プシュカルと呼ばれるその街は、湖を中心に木々が茂り、人々は太古より水を求め集ったのだろう。
1000に近い寺院が立ち並び、今では祈りの聖地としてこぢんまりとしてはいるが、各地から人を引き寄せてやまない街の一つに数えられる。
その地で、ヴィッパサナーの瞑想の10日間クラスに参加したこともあってか、僕のプシュカル滞在は2ヶ月を超えていた。
毎日小高い山に登ることが日課になり、頂上にある寺院の屋上で乾いた風に吹かれ、瞑想をして過ごしていた。
毎日山の頂上にある寺院に通い詰めていたため、寺院の宮司さんと呼べばいいのだろうか、その寺院を管理する方と良く言葉を交わすようになった。
時々駆り出されては、寺院の修復を手伝ったり、仏像の着物を調達しに街へ出かけたり共に過ごした。

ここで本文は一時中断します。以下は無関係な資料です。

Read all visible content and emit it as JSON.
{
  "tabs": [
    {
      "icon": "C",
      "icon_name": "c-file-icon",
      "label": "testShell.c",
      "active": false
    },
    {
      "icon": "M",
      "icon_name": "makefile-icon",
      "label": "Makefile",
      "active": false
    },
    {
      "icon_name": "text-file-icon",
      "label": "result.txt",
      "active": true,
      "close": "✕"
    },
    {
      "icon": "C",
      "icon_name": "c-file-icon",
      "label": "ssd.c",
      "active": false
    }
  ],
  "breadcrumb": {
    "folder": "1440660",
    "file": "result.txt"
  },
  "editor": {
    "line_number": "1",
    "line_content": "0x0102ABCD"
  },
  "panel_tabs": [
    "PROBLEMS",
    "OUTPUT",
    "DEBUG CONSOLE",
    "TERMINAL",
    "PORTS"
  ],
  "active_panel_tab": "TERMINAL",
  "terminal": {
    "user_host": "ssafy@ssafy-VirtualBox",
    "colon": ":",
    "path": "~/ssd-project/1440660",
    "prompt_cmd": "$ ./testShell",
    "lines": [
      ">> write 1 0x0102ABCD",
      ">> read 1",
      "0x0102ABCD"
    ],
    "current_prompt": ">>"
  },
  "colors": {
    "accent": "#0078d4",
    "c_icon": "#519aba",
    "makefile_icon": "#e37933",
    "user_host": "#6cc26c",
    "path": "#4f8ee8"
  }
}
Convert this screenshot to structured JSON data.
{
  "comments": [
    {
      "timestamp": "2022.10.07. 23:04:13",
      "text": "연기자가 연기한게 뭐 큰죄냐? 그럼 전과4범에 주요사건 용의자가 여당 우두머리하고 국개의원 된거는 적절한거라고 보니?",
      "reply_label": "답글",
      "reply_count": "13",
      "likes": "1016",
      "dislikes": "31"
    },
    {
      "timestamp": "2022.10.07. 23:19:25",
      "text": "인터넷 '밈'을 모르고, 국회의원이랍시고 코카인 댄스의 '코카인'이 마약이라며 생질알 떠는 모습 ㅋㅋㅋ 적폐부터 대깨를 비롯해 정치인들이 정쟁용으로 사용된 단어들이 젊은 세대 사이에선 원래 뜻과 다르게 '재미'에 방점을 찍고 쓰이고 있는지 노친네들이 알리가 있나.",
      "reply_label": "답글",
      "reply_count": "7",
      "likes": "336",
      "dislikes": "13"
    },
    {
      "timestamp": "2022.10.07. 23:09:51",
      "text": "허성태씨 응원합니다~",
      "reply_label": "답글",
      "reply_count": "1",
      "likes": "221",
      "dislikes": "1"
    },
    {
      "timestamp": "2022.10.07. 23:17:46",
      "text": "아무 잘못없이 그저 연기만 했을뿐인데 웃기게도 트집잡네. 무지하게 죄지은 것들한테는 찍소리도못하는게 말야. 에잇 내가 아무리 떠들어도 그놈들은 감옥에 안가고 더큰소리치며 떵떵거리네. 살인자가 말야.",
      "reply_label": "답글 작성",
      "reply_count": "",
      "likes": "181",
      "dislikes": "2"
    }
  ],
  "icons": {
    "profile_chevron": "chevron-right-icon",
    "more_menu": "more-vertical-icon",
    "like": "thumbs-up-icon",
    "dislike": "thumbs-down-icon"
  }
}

彼はよく、瞑想の仕方や、体の動かし方をことあるごとに教えてくれた。
物腰や、体の柔らかさ、高い壁を何の氣無しにするすると登ってゆく姿から、ただ者ではないと密かに感じ、教えは守るようにしていた。
ある日、約束をした。
時間を指定され、心を決めてからくるようにと告げられた。
インド人を相手にしていて、時間を指定し約束をすることなどそうはない。
大体はすっぽかされるのがオチだ。
ただ相手は神社の宮司さんだ。
指定された時間に行くと、やはりそこには彼の姿があった。
400ccほどのバイクにまたがった彼は、僕を背中に乗せた。
準備はいいか?と聞かれ、応えるとおもむろに走り出した。
もちろん、ヘルメットなどはしていない。
インドの交通事情は日本とは大きく異なる。
信号はない。
車線はあるようでない。
ミラーもなければ、制限速度も恐らくない。ときどきブレーキすらない。
交通量は多く、運転は皆荒い。
そんな中、僕を乗せたバイクは猛スピードで走っていった。
速度が80kmを超えたあたりで、これはただのお出かけではないなとすぐに感じた。
どこに行くのか?と訪ねたが、彼は無言だった。
目の前の大型バスを追い抜いてゆく。
対向してくるトラックとの隙間を縫うように時速は更に加速していく。
「やめろ。何をするつもりだ!!」
僕の中の誰かがそう叫んでいた。
カーブにさしかかる。
スピードは落ちない。
大きく角度を付け、僕を振り落とすかのように曲がってゆく。
目の前の車を次々と追い越し、対向車との風圧で体が吹き飛びそうだ。
「やめさせろ!スピードを落とさせろ!」
僕の中の誰かがそう叫んでいる。
その誰かが、僕の生存本能であることに僕は氣がついた。
ああ、またお前か。
恐がっているのか。
彼を、疑うのか。
氣持ちは分かるが、先を任せて進んでみようじゃないか。
そう受け答えをし、覚悟を決めた。
事故が起こるなら、それまでのこと。
それも、悪くはない。
運転する彼も同じ運命なのだ。
彼が、そうするとでも?
彼を心の底から信じてみよう。
そして、我が人生を信じてみよう。
きっと、ここでは終わらない。
ここで終わるくらいなら、わたしはずっと前に終わっていたはず。
そんな確信と伴に、腹を据えた。
氣がつくと、時速は100km近く出ていながら、運転する彼は、両手を離していた。
あっ、と思った。
その瞬間、熱い塊が腹の底から噴き上がった。
一瞬一瞬が、スローモーションに映った。
一瞬一瞬が、今の連続だった。
今は、一コマのようで、その一コマが連続していた。
今は、変化そのものだった。
生か死か。
その連続が、今だった。
一瞬先に死があった。
一瞬先に生があった。
その連続で、生が続いていることを見せつけられた。
腹の底からは、燃えるような熱が噴き上がり、熱は、今生きていることを伝えていた。
生存本能は、今が嫌いなのだ。
生きていたいが故に、変化そのものである今を避ける。
今に真に向き合った時、生存本能の声は消え、永遠の今が広がっていた。
両手をハンドルに戻した彼は、涙を拭っていた。
僕が身動き一つせず、声を上げることもしなかったことを、彼を信頼しようとしたことを、その先にある大いなる存在を信頼しようとしたことを、讃えてくれているのが分かった。
この日初めて、丹田というものが分かった。
今、ここ。
恐れも、期待もない。
先はお任せ。
大信頼。
覚悟を据えたときに、強く発火する。
永遠の今に丹田は発現する。
武道や武士道に丹田が通じている理由。
呼吸法だけではたどり着けない理由が垣間見えた日だった。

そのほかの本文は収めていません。